Finding friendship in a quieter world

True Tales From Everyday Living

February 25, 2007|By Julie Scharper | Julie Scharper,Sun Reporter

I raised my hand to knock on the door, then paused, thinking about the tragedy that had shocked this quiet community. The day before, a gunman had burst into an Amish school four miles away and shot 10 girls, killing five, then taking his own life. By tracing the name of the father of two of the girls, I was led to this house on a hill on Little Beaver Road in Strasburg, Pa.

I didn't want to trouble the family, but I wanted to learn about their daughters and tell their story. Still, I felt like an intruder as I ran my eyes over a pair of small black shoes that sat on the porch. I tapped on the door.

A young woman wearing a long tan-colored dress opened the front door. She was barefoot, breathless and her organdy bonnet sat cockeyed on her head. In a tumble of words, she apologized for not answering the door sooner and, to my surprise, invited me inside.

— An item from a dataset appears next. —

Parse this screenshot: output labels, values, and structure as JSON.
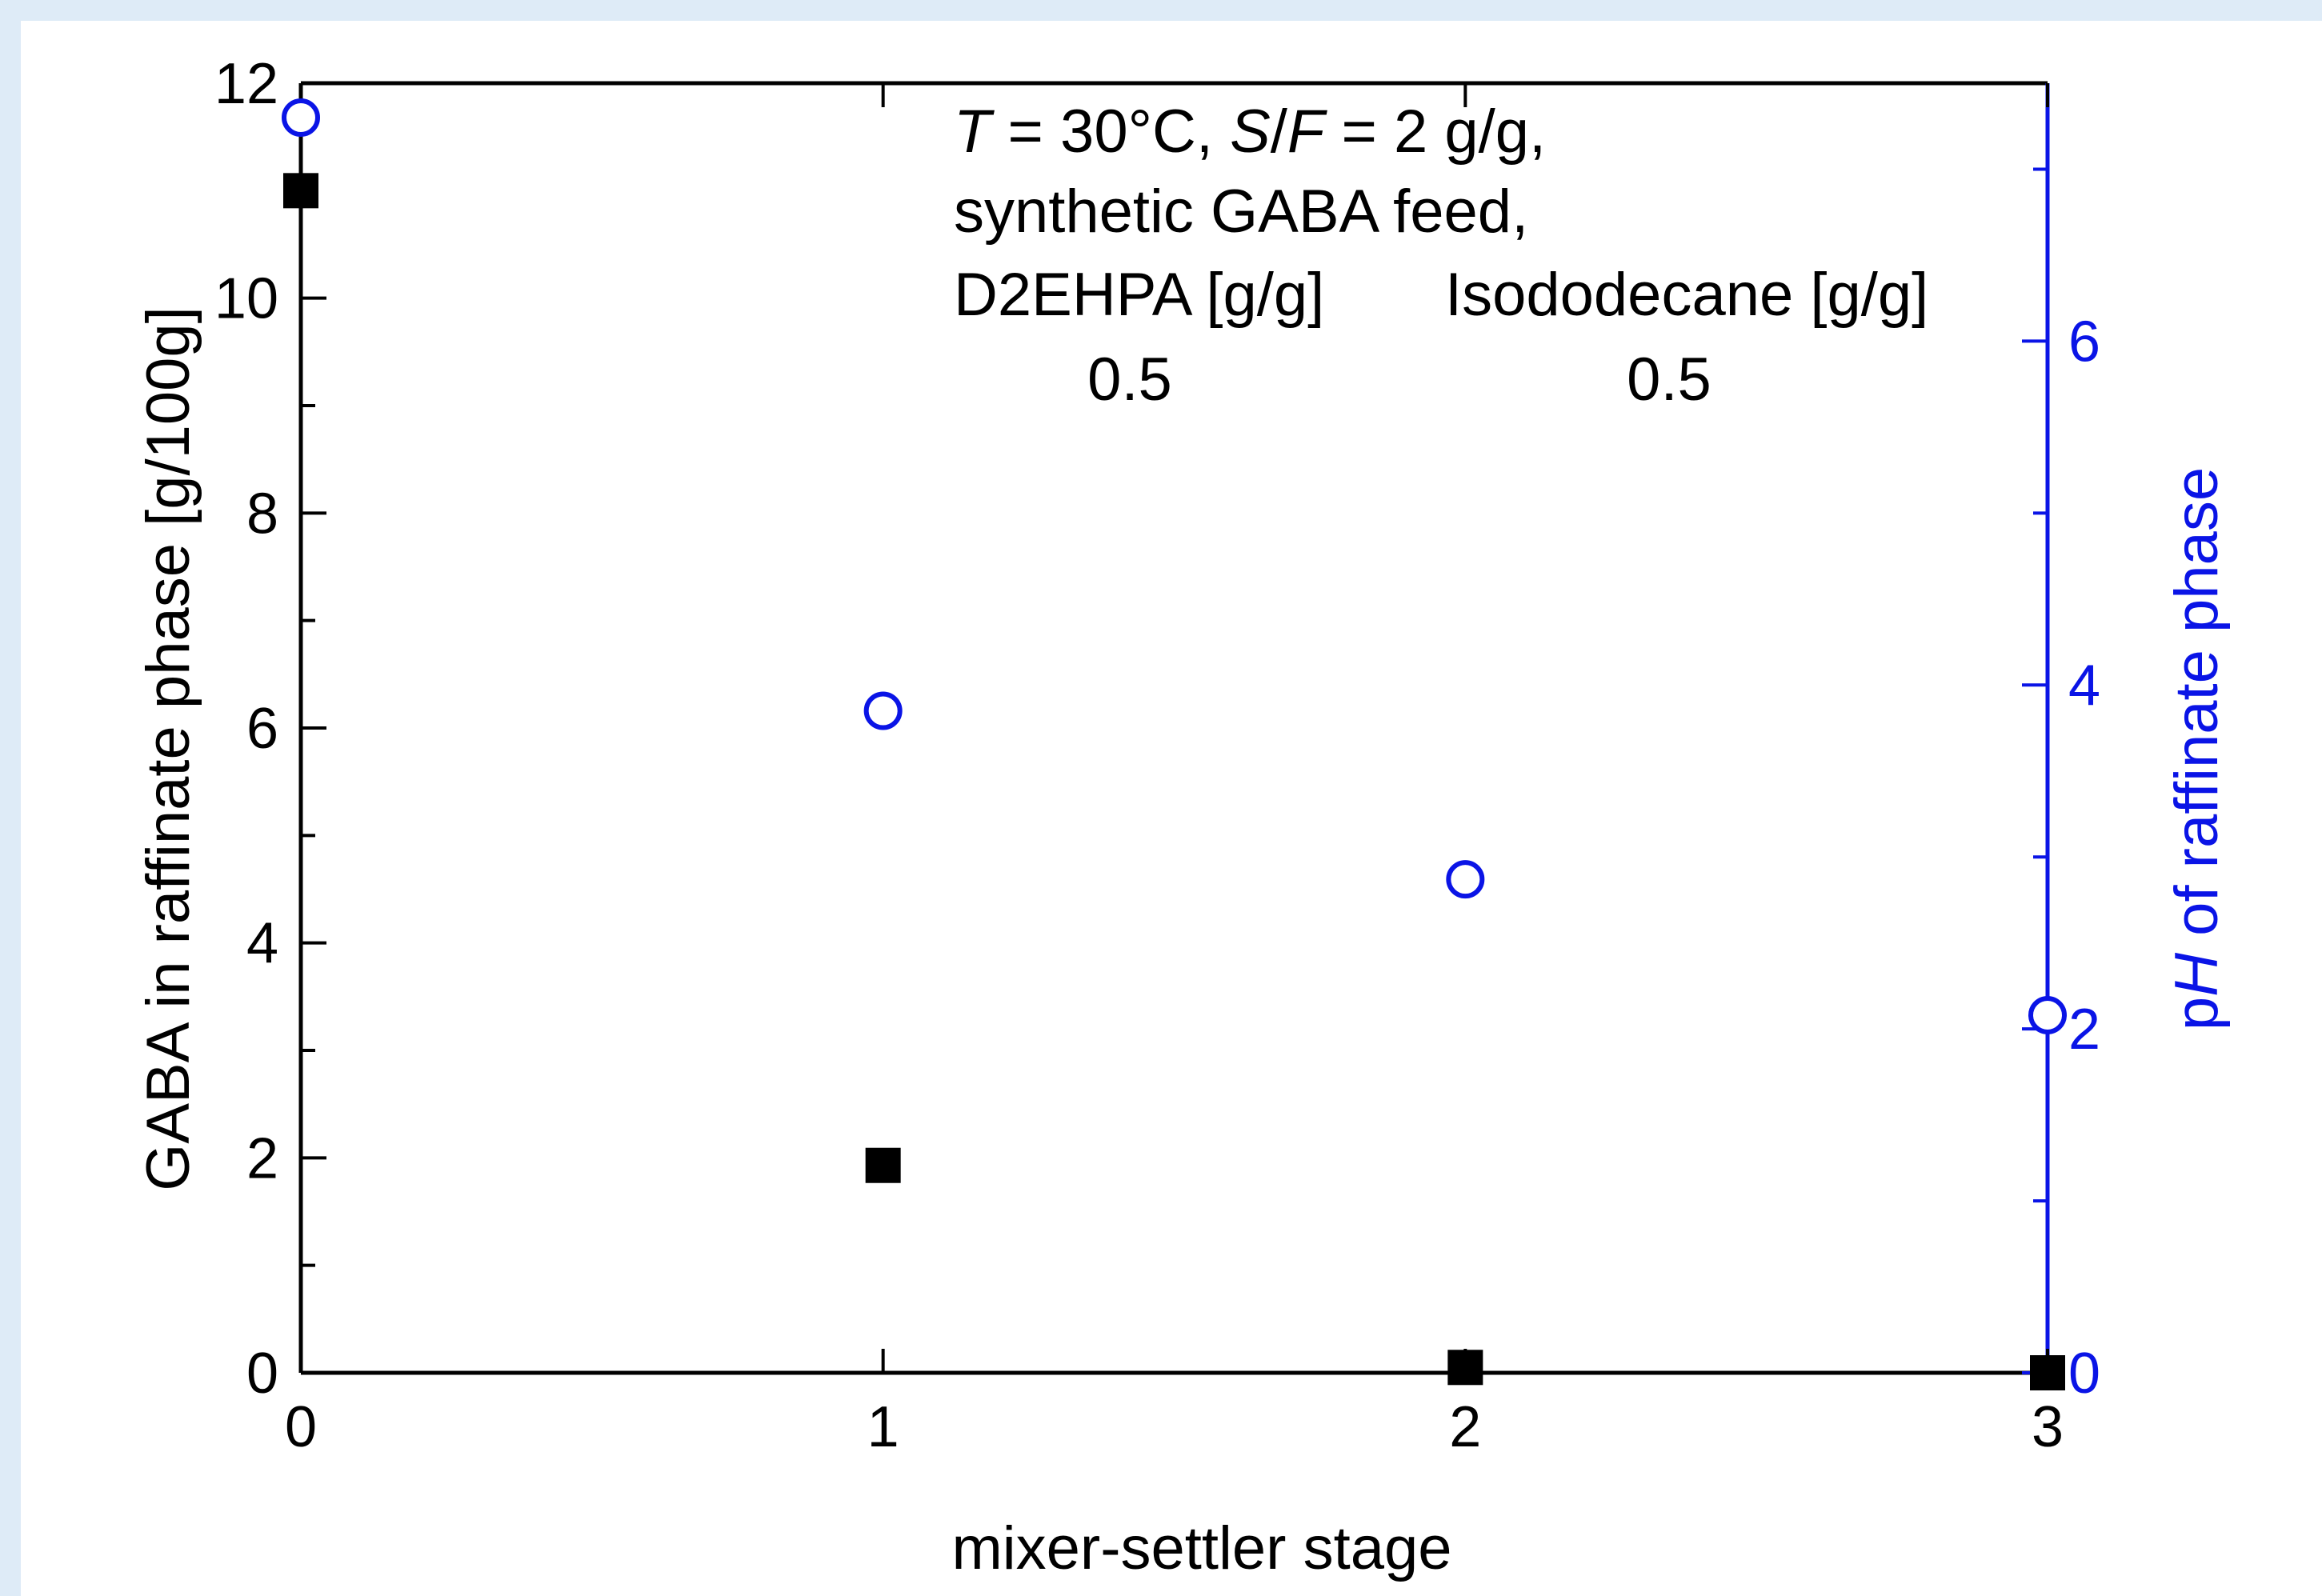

Her home was cool and dark and smelled like herbal soap. One large straw hat and three small ones hung in a line on a wood-paneled wall. A little girl and boy scampered over to the woman and clung behind her skirt.

I introduced myself and nervously explained why I had come. The woman told me that her name was Verna Stoltzfus and that the girls who had been shot were the daughters of her cousin, who had the same name as her husband. She said that she was 28.

"Oh, that's how old I am," I said. We looked at each other silently, then laughed and, in that moment, a friendship was born.

That afternoon, she told me about her four children and Christ (pronounced Chris), her husband of nine years, who builds sheds at a wood shop. She taught school for two years, then left, as Amish tradition dictates, when she got married.

She explained the complicated relationship that the Amish have with technology.

Her family has a refrigerator and stove that run on propane and a washing machine powered by compressed air. The fact that no electric lines run to the house is a symbol of their desire to remain independent from mainstream society.

"If we had everything electric, we'd never stop," she said. "We'd have too many conveniences."

She led me to the barn and showed me the two horses that pull her family's buggy, their chickens and a donkey named Apple Pie. Two-year-old Steven carried golden retriever puppies and the barn cat's kittens over to me.

The next day, I accompanied Verna and her children to school and spent the day in a one-room schoolhouse, much like the one where the shooting took place. I was struck by the utter innocence of the children. One boy tapped another on the back and showed him the shavings from his pencil sharpener.

Walking home along the country roads in their old-fashioned clothes, the children looked like figures from the Little House on the Prairie books that I loved as a child.

But as I have gotten to know Verna better, through letters and packages we send in the mail, I have realized that she is not an anachronism, but a modern woman who has decided to live differently.

"You know, I think if I had a TV, I would really get into politics," she told me last week when I dropped by for a visit. Then she said that she would like to go back to teaching.

"I thought you said that married Amish women can't teach," I said.

"No," she said, shaking her head.

Although Verna and I were born less than two months apart, the subsequent 28 years couldn't have been more different. When I was an irresponsible high school student, she was single-handedly managing a schoolhouse of children. While I was discussing Nietzsche over Natty Bohs in college, she was married and expecting her first child.

She lives the life that I dreamed about when I was a little girl. At 8, I would have never imagined that I would be unmarried and childless 20 years later. I can't see a single tree from the windows of my apartment in the city. Most days, the only thing I make with my own hands is a cup of coffee.

There is a sense of wistfulness when Verna and I get together. We look at each other and see a reflection of how our lives could have been.

Her quiet voice stays in my head when I drive back down Little Beaver Road and head to the highway.